According to the study, “Spring Forward at your Own Risk: Daylight Savings Time and Fatal Vehicle Crashes,” there was a 17% percent increase in traffic fatalities on the Monday immediately following the time change. There’s a reason for it. Experts believe this 1-hour loss can disrupt sleep cycles – inadvertently affecting alertness and reaction time on the road.
“‘When the clocks change — whether it is falling back or springing forward, peoples’ sleep cycles are interrupted, and when sleep cycles are interrupted, they tend to be drowsy,’ said Mary Maguire, director of public and government affairs for AAA of Southern New England.”
It gets even scarier. A study conducted by the AAA Foundation for Traffic Safety, found that people get 6 to 7 hours of sleep are TWICE as likely to be in a car crash as those sleeping the recommended 8 hours or more. Those sleeping less than 5 hours increased their risk FOUR to FIVE times.
And it’s not just accident risk. According to a 2012 study at the University of Alabama Birmingham, the first few days immediately after springing forward have been associated with a 10% increase in heart attacks. It’s also been linked to an increase in workplace injury and overall alertness and wellbeing. Springing forward poses the most crash risk the day following the change, as opposed to springing back, which seems to show it’s affect about a week later.

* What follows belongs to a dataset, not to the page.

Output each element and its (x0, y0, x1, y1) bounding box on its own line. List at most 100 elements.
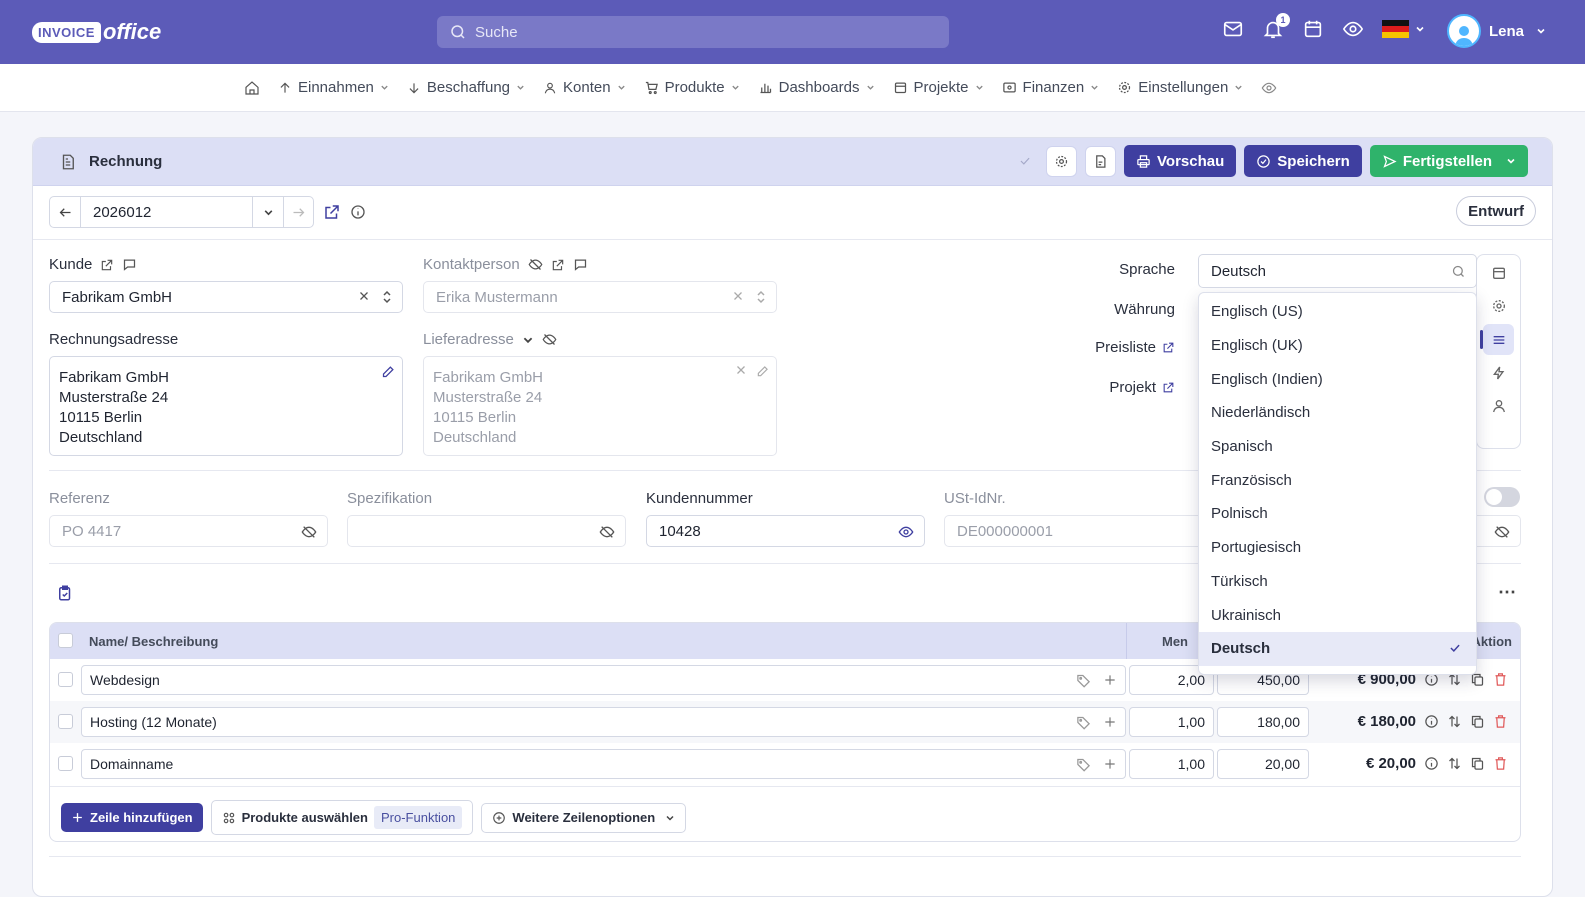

With no sign of the US abandoning the practice any time soon, what are the sleep-deprived to do? Well, the short answer is, it comes down to discipline.
The National Sleep Foundation recommends sleeping in and/or taking a nap the Sunday after Springing Forward, in addition to some other helpful tips:
- The night before Daylight Saving Time begins, turn in an hour earlier.

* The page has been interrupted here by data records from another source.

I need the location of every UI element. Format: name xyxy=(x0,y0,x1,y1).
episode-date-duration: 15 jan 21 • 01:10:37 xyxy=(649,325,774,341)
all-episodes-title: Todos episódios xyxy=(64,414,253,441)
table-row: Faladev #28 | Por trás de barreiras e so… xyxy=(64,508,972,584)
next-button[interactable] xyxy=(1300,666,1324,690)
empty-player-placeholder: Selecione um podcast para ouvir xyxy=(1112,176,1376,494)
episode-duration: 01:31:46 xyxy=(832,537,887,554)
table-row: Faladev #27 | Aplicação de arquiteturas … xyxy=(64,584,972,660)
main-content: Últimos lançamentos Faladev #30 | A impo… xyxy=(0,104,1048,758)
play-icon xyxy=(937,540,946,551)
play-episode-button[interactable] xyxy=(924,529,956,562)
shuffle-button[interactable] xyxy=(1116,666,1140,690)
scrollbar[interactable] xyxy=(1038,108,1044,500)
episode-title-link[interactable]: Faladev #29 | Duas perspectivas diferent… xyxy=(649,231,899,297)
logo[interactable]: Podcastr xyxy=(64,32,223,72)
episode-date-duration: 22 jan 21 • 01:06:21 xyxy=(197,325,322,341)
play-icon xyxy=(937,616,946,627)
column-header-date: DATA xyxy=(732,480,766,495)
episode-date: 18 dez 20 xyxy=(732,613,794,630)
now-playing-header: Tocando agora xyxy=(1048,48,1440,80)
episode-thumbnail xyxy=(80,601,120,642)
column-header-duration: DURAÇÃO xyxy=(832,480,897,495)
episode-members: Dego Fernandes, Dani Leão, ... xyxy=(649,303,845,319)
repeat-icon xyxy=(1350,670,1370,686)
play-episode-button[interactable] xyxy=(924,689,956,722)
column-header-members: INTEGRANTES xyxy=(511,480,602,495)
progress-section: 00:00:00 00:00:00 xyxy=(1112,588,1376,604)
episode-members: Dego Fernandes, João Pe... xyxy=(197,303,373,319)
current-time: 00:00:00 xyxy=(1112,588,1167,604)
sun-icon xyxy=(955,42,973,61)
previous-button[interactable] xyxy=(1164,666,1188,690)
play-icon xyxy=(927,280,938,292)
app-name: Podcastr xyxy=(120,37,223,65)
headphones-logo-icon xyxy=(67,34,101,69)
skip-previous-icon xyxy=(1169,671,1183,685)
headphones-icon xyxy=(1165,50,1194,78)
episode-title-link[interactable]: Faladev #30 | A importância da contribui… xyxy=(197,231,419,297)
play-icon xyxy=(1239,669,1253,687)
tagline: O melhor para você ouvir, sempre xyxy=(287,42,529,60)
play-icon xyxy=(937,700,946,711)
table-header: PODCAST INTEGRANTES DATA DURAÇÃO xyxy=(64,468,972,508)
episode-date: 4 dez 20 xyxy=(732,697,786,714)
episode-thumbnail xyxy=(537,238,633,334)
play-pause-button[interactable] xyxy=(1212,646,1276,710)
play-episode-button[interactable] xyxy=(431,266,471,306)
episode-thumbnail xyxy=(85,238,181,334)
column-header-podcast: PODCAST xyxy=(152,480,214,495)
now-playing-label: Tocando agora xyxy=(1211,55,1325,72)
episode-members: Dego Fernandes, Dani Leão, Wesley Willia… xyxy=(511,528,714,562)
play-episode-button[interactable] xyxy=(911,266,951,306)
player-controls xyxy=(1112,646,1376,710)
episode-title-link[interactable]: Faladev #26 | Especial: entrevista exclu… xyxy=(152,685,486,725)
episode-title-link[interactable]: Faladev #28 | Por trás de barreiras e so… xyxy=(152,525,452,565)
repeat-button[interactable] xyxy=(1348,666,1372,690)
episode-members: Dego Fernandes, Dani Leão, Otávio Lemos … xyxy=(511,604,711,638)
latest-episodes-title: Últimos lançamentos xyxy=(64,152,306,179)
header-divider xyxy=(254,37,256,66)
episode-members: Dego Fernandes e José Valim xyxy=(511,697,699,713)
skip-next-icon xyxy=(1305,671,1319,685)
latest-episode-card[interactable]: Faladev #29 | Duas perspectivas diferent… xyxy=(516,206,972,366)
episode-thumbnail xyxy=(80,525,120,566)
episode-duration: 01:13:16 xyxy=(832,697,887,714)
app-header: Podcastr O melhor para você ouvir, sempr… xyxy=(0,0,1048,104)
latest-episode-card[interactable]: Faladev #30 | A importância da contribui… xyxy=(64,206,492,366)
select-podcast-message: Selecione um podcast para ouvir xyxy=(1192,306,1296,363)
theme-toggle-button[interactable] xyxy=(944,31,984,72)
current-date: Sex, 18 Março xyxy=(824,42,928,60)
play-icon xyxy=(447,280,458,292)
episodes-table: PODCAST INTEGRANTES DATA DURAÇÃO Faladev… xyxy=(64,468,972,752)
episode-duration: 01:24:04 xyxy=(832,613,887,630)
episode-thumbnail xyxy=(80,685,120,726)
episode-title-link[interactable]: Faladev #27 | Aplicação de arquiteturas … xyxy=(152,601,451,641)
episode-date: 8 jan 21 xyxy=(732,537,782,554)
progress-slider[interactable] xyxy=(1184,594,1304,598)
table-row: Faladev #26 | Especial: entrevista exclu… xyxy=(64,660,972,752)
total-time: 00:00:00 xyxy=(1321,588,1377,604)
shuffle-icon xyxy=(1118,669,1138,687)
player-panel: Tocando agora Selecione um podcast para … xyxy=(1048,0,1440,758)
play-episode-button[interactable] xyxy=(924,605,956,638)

- Aim to get seven to nine hours of sleep per night. Every night.
- Don’t eat a few hours before going to bed. A full stomach is working too hard when it shouldn’t be.
- Get far away from mobile devices at bedtime. Put them in another room.
- Use room darkening drapes to stimulate your production of melatonin – the sleep-inducing hormone.
- Create a bedtime ritual. The routine will tell your body it’s time to sleep.
- Clear your head. If you have thoughts plaguing your mind, keeping you up at night, place a piece of paper and a pen next to your bedside. Write down those lingering thoughts to get them out of your head.
The week immediately following Daylight Savings Time is Sleep Awareness Week. Visit the National Sleep Foundation website for more tips and suggestions on how to combat sleep-deprivation during the upcoming time change.
And remember, sleep is a NECESSITY, not a luxury.